Node.js ESM introduces an "exports" field to instruct whether submodule imports like
import "core-js/modules/es6.array.copy-within"
is allowed.
@babel/preset-env generate imports of core-js as import "core-js/modules/es6.array.copy-within". However core-js package does not specify exports in its package.json. Thus it throws on Node.js and Webpack 5: https://github.com/babel/babel/issues/12378
For such imports to work, core-js can specify exports like
{
"exports" : {
"./modules/es6.array.copy-within" : "./modules/es6.array.copy-within.js"
}
}
similar to what Babel did for @babel/runtime-corejs3: https://unpkg.com/@babel/runtime[email protected]/package.json
In https://github.com/babel/babel/pull/10862 Babel tries to workaround this issue by adding .js to such imports
import "core-js/modules/es6.array.copy-within.js"

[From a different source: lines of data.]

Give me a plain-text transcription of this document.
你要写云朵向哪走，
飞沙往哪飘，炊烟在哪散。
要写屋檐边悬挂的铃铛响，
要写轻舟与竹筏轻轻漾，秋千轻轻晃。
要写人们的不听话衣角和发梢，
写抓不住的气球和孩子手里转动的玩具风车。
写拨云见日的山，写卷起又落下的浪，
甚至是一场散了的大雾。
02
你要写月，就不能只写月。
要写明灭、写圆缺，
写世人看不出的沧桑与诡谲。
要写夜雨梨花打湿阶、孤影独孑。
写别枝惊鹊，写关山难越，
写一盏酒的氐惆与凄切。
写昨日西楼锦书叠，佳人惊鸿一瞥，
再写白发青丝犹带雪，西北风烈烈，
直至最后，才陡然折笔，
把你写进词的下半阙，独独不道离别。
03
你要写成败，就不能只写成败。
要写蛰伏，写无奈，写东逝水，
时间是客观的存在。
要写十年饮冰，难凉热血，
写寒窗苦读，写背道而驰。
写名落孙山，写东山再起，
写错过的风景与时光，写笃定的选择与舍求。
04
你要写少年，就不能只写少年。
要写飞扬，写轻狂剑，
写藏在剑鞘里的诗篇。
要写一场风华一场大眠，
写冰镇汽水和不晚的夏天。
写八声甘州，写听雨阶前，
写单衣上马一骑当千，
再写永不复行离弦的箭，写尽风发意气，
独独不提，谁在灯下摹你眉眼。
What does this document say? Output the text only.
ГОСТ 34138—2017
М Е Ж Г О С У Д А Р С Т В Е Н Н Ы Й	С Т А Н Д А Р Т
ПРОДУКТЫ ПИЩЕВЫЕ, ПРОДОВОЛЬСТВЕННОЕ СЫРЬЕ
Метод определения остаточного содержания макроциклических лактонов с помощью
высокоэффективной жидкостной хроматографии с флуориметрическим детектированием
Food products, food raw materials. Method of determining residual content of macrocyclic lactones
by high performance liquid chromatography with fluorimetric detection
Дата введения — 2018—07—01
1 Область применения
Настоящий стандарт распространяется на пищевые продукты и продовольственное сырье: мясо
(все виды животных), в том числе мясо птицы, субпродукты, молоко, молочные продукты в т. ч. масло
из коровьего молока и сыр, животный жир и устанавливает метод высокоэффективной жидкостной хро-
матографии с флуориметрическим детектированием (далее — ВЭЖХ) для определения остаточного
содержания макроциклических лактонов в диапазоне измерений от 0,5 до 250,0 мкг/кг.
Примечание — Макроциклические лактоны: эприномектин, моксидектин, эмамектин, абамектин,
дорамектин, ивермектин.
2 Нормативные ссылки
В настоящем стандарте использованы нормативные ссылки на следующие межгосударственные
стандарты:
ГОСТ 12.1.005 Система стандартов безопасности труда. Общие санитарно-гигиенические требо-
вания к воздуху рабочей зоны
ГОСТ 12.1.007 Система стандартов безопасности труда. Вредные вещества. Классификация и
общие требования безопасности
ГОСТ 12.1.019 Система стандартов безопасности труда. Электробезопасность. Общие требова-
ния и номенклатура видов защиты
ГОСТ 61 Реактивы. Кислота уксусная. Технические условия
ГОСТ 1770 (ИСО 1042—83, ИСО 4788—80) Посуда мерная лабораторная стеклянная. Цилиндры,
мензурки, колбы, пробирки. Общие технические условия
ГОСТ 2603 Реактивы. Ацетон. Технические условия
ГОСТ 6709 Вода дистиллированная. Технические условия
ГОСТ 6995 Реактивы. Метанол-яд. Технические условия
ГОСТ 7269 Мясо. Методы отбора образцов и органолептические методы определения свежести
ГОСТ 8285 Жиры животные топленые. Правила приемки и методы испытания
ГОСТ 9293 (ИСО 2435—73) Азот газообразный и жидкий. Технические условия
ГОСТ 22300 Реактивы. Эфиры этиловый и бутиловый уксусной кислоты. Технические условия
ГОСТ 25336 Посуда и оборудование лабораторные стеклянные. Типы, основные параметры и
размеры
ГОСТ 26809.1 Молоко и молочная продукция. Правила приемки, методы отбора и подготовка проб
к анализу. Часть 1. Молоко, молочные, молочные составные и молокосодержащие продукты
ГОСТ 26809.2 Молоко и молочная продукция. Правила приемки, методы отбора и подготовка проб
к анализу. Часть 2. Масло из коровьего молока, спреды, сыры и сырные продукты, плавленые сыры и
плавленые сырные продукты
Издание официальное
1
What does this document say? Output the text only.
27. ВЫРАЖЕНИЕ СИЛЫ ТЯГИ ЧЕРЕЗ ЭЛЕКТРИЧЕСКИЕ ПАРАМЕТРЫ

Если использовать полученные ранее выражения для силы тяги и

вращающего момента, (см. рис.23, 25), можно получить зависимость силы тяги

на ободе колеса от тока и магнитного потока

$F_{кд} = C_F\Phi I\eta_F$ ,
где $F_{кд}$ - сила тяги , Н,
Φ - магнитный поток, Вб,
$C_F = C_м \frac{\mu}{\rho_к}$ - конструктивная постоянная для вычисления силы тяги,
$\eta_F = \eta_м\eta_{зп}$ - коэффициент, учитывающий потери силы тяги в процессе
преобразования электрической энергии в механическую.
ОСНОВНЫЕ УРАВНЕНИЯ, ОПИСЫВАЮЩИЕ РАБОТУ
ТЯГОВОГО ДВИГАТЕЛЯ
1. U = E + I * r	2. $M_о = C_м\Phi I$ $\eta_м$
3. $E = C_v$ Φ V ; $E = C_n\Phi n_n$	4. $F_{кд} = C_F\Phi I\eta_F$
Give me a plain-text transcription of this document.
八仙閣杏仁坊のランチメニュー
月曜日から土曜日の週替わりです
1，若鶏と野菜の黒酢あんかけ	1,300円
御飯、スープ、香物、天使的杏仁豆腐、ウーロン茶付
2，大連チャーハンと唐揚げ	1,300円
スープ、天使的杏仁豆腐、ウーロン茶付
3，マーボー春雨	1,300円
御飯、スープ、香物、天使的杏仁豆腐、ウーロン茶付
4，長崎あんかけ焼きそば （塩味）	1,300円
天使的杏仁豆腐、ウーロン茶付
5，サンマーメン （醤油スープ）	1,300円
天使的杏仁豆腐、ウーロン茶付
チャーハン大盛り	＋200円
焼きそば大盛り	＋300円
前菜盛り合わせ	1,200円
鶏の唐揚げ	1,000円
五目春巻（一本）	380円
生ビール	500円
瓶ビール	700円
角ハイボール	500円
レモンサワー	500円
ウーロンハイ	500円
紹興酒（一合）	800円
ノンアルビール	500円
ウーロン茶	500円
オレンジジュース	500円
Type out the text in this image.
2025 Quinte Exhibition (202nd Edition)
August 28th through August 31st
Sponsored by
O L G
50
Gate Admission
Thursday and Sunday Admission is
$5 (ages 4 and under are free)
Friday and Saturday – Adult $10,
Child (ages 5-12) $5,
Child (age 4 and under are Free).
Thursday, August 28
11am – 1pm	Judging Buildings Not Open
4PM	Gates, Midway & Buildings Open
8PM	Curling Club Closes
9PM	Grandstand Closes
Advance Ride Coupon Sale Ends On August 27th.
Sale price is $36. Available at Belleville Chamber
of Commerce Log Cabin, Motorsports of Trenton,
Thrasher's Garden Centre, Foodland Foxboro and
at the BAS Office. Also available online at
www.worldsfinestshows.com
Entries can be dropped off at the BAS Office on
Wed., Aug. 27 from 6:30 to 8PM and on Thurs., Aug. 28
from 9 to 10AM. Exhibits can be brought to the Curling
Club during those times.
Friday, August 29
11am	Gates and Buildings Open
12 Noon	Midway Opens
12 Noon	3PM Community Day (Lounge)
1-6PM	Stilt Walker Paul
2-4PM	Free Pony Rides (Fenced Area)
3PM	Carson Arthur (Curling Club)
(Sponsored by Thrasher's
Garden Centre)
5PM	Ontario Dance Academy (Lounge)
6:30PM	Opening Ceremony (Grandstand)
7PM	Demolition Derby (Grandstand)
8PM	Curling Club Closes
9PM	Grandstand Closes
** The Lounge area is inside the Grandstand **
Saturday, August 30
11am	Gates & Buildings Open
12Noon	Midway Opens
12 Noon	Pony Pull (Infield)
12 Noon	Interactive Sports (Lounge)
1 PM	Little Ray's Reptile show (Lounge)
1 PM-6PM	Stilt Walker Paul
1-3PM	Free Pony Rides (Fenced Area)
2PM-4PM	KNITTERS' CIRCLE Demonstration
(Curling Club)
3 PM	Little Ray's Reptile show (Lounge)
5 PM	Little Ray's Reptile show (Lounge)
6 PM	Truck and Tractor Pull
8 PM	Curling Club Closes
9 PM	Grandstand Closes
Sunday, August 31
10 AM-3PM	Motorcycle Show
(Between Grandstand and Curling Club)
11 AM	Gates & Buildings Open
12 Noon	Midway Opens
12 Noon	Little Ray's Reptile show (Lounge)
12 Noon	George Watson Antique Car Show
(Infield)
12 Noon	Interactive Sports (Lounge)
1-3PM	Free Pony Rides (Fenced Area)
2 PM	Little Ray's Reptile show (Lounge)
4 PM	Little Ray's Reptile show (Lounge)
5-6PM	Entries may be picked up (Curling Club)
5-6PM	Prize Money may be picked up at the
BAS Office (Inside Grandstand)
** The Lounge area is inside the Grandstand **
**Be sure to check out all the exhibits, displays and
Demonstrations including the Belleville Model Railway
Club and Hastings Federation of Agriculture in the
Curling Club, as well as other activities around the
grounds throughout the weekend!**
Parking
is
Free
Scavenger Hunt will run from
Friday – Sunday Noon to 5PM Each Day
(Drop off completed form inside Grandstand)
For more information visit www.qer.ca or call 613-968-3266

However it will break if core-js later adds exports but do not support exporting ./, or core-js decides to ship the .mjs version. I feel it is better to coordinate here.
I'm thinking about adding it to core-js@4.
After adding all core-js entries to this field, CI randomly dies (2 / 3 chance) on MacOS https://github.com/zloirock/core-js/actions/runs/432880677 - seems 3k+ entries in this field is too much -/ (sure, we can use patterns and don't specify entries with file extensions - it will reduce the number of lines 3x, but it was planned to increase the number of entries 6x in the next version of core-js for allowing maximal optimization).